O Deus ex machina, que surgia nos palcos ou nas arenas movido por engenhosos maquinismos (Leonardo da Vinci concebeu alguns) descido por cordas, à força de braços, de roldanas e manivelas, solucionava intrincados problemas que os autores tinham criado ao longo dos enredos, intrigando os espectadores que se acumulavam nos teatros ou nos pátios de comédias - «como é que eles se vão sair desta?», interrogavam-se. Pois o deus descido à corda resolvia tudo – afinal a pastora era a uma princesa, o conde despótico, era apenas uma alma amargurada e um ser bondoso, a duquesa bondosa era a megera que tinha tecido toda a venenosa intriga. O príncipe desposava a pastora-princesa e tudo se resolvia. Aquele deus que saía rangendo da urdidura, pendurado em cordas, punha as coisas na devida ordem.

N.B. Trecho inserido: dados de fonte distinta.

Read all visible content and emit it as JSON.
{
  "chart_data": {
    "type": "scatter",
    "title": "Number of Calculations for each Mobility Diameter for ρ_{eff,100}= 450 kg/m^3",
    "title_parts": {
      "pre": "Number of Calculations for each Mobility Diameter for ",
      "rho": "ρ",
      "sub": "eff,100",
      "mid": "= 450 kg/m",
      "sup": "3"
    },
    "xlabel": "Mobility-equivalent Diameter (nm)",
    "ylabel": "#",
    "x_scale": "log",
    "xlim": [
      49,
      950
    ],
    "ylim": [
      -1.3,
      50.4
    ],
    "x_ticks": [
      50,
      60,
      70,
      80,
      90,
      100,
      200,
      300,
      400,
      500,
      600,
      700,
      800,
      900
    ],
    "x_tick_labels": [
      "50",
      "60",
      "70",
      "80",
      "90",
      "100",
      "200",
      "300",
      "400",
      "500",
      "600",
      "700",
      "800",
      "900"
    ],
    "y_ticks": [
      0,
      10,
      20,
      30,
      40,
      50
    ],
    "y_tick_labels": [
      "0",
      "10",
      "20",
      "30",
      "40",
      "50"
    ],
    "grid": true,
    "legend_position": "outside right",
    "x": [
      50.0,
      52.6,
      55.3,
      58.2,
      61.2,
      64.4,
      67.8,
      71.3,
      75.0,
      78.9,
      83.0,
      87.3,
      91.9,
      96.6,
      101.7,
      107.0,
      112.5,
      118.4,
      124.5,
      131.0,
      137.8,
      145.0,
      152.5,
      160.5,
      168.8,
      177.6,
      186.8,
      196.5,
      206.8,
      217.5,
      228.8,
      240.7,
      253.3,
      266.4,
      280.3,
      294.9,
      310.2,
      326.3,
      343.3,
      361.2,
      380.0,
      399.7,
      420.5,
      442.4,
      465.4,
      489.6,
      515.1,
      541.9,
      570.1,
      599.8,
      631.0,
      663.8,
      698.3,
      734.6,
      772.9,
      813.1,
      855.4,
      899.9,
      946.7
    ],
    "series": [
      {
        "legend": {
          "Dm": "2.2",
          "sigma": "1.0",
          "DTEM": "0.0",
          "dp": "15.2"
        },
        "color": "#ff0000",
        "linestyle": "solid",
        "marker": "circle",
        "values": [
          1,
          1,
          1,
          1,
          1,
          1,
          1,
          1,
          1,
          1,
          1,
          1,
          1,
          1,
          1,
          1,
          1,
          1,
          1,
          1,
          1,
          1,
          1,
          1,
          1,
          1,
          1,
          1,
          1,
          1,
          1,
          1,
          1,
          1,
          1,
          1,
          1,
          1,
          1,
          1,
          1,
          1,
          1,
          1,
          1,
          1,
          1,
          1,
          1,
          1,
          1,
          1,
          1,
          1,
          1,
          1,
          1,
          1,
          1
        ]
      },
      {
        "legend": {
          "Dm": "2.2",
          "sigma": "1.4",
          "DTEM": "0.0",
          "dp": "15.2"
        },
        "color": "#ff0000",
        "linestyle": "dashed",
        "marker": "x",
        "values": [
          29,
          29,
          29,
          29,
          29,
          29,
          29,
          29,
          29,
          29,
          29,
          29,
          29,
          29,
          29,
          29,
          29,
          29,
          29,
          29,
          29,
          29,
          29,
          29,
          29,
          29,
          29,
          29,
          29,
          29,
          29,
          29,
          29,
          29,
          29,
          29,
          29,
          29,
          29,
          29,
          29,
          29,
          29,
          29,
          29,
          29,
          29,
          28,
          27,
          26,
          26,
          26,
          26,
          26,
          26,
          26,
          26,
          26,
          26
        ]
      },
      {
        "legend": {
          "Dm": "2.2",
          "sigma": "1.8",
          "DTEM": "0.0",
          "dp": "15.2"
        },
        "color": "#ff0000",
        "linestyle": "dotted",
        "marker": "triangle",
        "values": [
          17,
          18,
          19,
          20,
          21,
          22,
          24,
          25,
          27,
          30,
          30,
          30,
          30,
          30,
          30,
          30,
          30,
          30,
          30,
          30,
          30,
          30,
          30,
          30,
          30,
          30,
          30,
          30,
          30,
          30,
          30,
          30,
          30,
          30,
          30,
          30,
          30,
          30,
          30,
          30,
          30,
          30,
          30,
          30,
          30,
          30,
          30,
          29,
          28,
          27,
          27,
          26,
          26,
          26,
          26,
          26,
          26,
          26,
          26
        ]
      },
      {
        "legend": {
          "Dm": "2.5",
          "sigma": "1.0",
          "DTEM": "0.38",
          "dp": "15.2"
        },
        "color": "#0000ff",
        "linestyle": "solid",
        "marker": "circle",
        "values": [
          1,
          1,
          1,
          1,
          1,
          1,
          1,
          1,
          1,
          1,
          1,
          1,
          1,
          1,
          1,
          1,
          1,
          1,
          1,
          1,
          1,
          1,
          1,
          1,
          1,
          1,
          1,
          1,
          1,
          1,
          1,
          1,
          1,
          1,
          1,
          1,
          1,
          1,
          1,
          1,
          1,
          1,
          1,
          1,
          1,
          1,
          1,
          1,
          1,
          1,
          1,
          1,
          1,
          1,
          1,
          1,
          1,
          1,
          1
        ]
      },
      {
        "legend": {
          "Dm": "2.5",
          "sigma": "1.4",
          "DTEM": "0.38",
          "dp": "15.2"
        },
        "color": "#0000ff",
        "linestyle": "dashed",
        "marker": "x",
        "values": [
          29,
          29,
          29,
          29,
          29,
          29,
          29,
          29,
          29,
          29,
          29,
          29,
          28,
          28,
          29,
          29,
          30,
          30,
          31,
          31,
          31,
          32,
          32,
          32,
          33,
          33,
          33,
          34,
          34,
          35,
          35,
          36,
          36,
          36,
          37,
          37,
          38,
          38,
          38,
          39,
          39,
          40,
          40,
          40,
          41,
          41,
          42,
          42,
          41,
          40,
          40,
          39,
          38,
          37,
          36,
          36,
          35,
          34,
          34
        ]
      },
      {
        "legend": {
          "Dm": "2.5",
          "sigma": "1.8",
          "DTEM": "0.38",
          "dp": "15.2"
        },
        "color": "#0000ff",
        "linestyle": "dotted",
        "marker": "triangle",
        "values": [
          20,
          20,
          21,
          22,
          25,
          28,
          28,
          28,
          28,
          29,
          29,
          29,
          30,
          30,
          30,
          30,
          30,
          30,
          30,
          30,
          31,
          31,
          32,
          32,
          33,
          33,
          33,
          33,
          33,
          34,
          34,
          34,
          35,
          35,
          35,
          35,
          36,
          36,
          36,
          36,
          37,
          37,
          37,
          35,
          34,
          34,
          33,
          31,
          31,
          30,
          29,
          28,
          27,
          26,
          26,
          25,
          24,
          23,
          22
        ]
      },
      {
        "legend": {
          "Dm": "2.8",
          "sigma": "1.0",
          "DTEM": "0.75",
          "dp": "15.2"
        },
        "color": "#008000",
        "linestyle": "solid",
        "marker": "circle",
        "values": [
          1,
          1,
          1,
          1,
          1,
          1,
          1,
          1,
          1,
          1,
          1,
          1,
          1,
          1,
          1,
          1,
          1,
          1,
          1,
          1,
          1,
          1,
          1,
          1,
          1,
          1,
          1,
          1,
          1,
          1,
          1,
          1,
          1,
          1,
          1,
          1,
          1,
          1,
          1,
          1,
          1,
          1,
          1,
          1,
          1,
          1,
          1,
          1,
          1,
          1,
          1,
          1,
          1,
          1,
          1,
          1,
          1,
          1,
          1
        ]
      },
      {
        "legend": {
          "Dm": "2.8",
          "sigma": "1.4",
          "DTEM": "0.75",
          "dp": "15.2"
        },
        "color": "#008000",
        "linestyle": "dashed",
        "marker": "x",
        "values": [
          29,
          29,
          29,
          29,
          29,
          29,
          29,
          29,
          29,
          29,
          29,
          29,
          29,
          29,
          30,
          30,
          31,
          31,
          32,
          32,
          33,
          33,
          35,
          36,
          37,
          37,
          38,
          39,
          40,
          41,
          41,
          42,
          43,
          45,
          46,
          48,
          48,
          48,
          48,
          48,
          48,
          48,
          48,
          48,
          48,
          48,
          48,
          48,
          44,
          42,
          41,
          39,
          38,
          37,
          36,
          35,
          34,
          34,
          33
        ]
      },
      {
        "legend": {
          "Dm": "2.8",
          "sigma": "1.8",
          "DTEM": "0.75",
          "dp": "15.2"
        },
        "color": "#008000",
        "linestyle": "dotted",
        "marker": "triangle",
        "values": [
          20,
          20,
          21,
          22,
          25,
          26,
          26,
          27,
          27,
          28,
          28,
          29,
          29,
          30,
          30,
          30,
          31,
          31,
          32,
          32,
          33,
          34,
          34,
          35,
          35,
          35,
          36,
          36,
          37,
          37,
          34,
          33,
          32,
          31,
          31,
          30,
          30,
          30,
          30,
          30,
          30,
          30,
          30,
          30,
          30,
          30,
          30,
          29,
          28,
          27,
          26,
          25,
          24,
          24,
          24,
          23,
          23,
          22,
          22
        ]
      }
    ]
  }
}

Nós não temos disso e assim, vemos estes dois clones irem tomando conta de tudo, sempre zangados, denunciando as trapaças um do outro (essas, sim, quase sempre reais) parecendo «inimigos para sempre», tão diferentes, tão iguais.
Eduardo Lourenço, em texto da Finisterra (nº.8, Primavera de 1991), compara a construção da Democracia ao trabalho, incessantemente recomeçado, de Penélope, tecendo a mortalha de Laerte, pai de Ulisses. Podíamos também associar a essa construção a punição eterna de Sísifo, talvez ainda mais adequado à situação que vivemos – rolar até ao topo de uma montanha um pedra que, chegada aí cai pela encosta, sendo necessário recomeçar a tarefa. Com uma diferença, a nossa pedra nunca chegou ao topo, embora depois da Revolução de Abril tivéssemos a ilusão de que a tínhamos conseguido levar até lá. Aqui entram em jogo as perspectivas de cada grupo político. Para os «socialistas» e «social-democratas» a pedra está no cimo quando ganham eleições. Para mim e para os que pensam de forma similar, a pedra só esteve mais abaixo quando vivíamos em ditadura. Com uma diferença: nessa situação ninguém alimentava a ilusão de ter rolado a pedra até ao topo da montanha. Não tenho saudades da autocracia. Mas as coisas eram mais claras.

Eduardo Lourenço, com a limpidez que caracteriza o seu discurso, diz na revista já citada: «Enquanto o tecido democrático assentar quase exclusivamente nos mecanismos de representação partidária, enquanto esse sistema não for contrabalançado por outras formas de representação social, a de associações, grupos, clubes de reflexão, ou outras formas de expressão activa da sociedade civil, o reino da «partidocracia», mais ou menos nocivo, é inevitável:» (…) «O único remédio contra uma certa e inevitável «partidocracia» é a democratização em profundidade da sociedade civil, a subida do nível de autonomia individual, a delegação cada vez mais consciente da nossa parcela de poder e do seu controlo. A Democracia é um círculo vicioso quando o cidadão abdica por simples rito a sua responsabilidade nas mãos alheias para que elas exprimam, reforcem vida à mesma Democracia. No fundo o que é a «partidocracia» senão a quintessência dessa abdicação?» Gostava muito de ouvir a opinião sobre o mesmo tema de Eduardo Lourenço, agora, dezoito anos depois de estas palavras terem sido escritas.

A «partidocracia» instalou-se de armas e bagagens e domina completamente a vida política, económica e social do País. Tito de Morais, num discurso parlamentar do 10º aniversário do 25 de Abril, dizia que se a engenharia é «matéria de engenheiros, a saúde da competência dos médicos e a Igreja da responsabilidade dos sacerdotes, a política, por sua parte, é assunto de que só os políticos se devem ocupar.» Na altura a frase caiu mal, pois afinal só tinham passado dez anos sobre o tempo em que as assembleias de trabalhadores, de bairro ou de escola, tinham poder. Numa perspectiva democrática, isto continua a ser um disparate; mas lá que reflecte a práxis em vigor, disso não há dúvidas.

E quem é que, tendo chegado às cadeiras do poder, quer saber de perspectivas democráticas?